Une appellation sans base officielle
Le terme « première destination vidéo » utilisé par YouTube ne correspond pas à une classification officielle des données Médiamétrie. Il s’agit d’une formulation marketing destinée à souligner la popularité de la plateforme. Or, les mesures actuelles distinguent les audiences selon des périmètres spécifiques (Internet Vidéo, Internet Global, TV linéaire) sans fournir de classement global qui intégrerait tous les écrans et plateformes. Cette absence de standardisation souligne la nécessité de s’accorder sur des bases communes pour établir des comparaisons pertinentes.
La controverse autour des propos de Justine Ryst, directrice générale de YouTube France, affirmant dans Le Figaro que YouTube serait « la première chaîne de télévision de France » avant de préciser sa complémentarité avec les chaines TV dans une interview à France Info, illustre bien cet enjeu. Yannick Carriou, PDG de Médiamétrie, avait rappelé que cette affirmation ne reflète pas les méthodologies ni les définitions actuelles. Si YouTube est une plateforme vidéo majeure, elle n’est pas une chaîne de télévision au sens traditionnel. Ce débat met en évidence la difficulté de définir des périmètres clairs dans un écosystème où les frontières entre TV linéaire et plateformes numériques sont de plus en plus floues.
Le leadership sur les jeunes audiences
YouTube revendique une couverture mensuelle de 93 % auprès des 15-24 ans, un chiffre qui le place effectivement devant Instagram (92,3 %) et TikTok (77,8 %), selon la mesure Internet Global de Médiamétrie. Toutefois, en couverture quotidienne, ce leadership peut varier selon les plateformes et les usages spécifiques des jeunes publics. Ces nuances méthodologiques doivent être précisées pour éviter des interprétations simplistes.
Vers une mesure unifiée et comparative
Pour répondre à ces enjeux, une nouvelle mesure cross-média, qui intégrera tous les écrans (TV, mobile, tablette, ordinateur) et permettra des comparaisons homogènes entre plateformes numériques et chaînes de télévision, est en cours de développement.
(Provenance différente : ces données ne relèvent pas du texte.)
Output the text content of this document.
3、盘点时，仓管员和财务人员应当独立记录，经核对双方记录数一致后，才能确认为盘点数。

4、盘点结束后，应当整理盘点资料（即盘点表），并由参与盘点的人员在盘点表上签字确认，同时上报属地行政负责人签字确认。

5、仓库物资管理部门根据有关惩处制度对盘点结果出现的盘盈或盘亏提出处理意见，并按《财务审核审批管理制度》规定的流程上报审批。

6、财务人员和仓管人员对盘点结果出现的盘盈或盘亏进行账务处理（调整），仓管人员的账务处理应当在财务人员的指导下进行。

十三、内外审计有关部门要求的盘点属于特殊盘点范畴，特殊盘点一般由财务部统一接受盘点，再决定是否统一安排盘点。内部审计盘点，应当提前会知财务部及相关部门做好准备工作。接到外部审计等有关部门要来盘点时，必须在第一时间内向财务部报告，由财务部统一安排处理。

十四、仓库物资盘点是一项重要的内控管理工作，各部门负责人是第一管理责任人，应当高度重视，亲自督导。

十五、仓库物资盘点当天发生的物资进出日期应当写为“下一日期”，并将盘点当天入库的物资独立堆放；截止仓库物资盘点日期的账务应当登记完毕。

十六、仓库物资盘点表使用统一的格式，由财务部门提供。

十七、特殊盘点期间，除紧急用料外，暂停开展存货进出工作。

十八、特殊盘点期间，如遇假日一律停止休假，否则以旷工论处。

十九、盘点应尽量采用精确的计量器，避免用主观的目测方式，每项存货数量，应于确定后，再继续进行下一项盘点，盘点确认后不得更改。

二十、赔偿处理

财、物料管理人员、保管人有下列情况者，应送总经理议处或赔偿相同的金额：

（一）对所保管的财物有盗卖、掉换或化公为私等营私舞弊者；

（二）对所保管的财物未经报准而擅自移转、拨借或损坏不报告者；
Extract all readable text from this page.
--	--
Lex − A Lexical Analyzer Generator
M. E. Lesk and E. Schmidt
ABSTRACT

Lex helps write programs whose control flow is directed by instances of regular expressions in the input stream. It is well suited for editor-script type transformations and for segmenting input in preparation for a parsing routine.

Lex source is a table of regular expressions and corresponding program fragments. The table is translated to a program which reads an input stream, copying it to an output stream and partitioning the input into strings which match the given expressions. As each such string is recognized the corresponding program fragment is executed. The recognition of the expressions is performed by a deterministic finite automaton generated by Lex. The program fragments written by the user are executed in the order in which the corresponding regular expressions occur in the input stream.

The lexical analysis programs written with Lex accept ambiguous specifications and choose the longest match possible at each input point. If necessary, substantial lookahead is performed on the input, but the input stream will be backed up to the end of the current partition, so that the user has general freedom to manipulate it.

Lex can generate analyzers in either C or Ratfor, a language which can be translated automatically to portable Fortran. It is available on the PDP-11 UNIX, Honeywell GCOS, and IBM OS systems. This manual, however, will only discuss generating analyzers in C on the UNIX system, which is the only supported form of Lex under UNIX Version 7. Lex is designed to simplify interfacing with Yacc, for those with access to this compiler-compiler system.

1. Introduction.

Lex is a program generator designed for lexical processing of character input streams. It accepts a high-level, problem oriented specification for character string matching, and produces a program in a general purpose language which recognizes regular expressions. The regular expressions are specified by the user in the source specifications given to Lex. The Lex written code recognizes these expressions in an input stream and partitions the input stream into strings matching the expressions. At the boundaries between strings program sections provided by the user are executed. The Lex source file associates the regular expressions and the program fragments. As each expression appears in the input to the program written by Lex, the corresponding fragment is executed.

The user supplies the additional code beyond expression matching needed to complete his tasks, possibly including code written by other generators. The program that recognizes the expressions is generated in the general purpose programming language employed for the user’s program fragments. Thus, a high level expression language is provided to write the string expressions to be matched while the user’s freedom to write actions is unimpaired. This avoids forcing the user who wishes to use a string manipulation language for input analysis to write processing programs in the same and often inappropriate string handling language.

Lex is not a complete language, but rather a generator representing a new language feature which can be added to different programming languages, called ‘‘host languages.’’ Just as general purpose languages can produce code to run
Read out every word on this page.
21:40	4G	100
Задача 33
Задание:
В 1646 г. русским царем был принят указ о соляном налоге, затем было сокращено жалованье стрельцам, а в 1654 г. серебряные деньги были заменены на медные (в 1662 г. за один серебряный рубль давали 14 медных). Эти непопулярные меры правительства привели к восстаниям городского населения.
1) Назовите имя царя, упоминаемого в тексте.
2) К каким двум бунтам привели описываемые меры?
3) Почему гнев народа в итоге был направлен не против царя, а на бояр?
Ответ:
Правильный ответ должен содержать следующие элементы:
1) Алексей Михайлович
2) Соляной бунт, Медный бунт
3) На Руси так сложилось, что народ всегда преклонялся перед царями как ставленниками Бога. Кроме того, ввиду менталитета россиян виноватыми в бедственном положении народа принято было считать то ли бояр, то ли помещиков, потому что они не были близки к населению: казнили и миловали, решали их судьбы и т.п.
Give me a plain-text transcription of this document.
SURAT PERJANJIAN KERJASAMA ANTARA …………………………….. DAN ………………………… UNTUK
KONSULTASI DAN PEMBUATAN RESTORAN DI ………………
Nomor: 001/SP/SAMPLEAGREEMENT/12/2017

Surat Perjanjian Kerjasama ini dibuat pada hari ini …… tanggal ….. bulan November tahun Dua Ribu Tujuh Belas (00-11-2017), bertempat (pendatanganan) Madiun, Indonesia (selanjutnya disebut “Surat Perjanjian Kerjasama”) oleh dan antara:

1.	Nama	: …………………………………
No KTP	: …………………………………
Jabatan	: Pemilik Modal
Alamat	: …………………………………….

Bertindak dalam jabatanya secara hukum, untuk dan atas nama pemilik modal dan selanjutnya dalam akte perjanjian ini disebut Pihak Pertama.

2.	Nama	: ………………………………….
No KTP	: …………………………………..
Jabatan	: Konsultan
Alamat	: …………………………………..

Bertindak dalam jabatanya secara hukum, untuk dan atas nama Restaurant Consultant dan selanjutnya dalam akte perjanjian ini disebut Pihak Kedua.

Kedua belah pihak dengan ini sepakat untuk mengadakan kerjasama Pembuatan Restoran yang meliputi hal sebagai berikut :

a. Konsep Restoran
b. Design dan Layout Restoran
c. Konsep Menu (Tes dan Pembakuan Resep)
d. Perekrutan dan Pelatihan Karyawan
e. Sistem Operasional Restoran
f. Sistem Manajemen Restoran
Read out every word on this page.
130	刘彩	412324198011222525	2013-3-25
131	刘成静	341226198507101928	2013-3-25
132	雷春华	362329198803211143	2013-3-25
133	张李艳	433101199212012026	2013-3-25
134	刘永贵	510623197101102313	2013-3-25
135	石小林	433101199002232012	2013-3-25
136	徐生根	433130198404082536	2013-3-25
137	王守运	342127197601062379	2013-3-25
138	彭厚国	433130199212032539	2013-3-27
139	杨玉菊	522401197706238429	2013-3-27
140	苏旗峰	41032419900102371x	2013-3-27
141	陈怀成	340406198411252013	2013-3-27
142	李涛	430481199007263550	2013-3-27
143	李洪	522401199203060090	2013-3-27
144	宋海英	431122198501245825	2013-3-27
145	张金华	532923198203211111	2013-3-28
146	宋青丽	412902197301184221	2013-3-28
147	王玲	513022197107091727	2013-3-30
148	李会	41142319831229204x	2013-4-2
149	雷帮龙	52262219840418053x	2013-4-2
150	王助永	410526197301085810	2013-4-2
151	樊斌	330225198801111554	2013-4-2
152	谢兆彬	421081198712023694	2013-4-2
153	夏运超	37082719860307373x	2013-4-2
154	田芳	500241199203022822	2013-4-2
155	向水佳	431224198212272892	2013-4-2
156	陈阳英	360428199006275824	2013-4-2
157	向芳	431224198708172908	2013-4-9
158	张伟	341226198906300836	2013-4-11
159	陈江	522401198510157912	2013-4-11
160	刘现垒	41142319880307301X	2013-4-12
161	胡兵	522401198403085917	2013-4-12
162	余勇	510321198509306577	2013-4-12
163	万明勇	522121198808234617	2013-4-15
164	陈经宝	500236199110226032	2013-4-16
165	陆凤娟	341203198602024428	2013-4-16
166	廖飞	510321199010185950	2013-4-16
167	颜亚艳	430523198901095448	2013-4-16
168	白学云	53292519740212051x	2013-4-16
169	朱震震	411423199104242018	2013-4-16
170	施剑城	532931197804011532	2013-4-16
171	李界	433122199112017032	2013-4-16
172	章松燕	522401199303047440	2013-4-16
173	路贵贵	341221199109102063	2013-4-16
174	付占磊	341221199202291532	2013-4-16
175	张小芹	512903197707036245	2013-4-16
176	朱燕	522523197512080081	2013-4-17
Elle apportera au marché des données fiables et comparables, en fixant des indicateurs communs tels que la couverture, le temps passé ou encore la part d’audience. Ce standard sera essentiel pour clarifier le débat et établir des bases solides pour le dialogue entre les différents acteurs du marché.
Une complémentarité plutôt qu’une rivalité
Les chiffres avancés par YouTube illustrent son incroyable reach, mais ils ne s’opposent pas nécessairement à ceux des chaînes de télévision. Au contraire, les usages montrent une réelle complémentarité entre les deux univers – comme le dit désormais Justine Ryst. Avant d’établir des classements ou de revendiquer des leaderships, le marché gagnerait à adopter une approche harmonisée et contextualisée des données. La mesure cross-média vidéo à venir devrait offrir une vision plus globale et plus précise, permettant à tous les acteurs de mieux valoriser leurs atouts auprès des annonceurs. En attendant, la prudence reste de mise pour éviter les raccourcis et les comparaisons hasardeuses.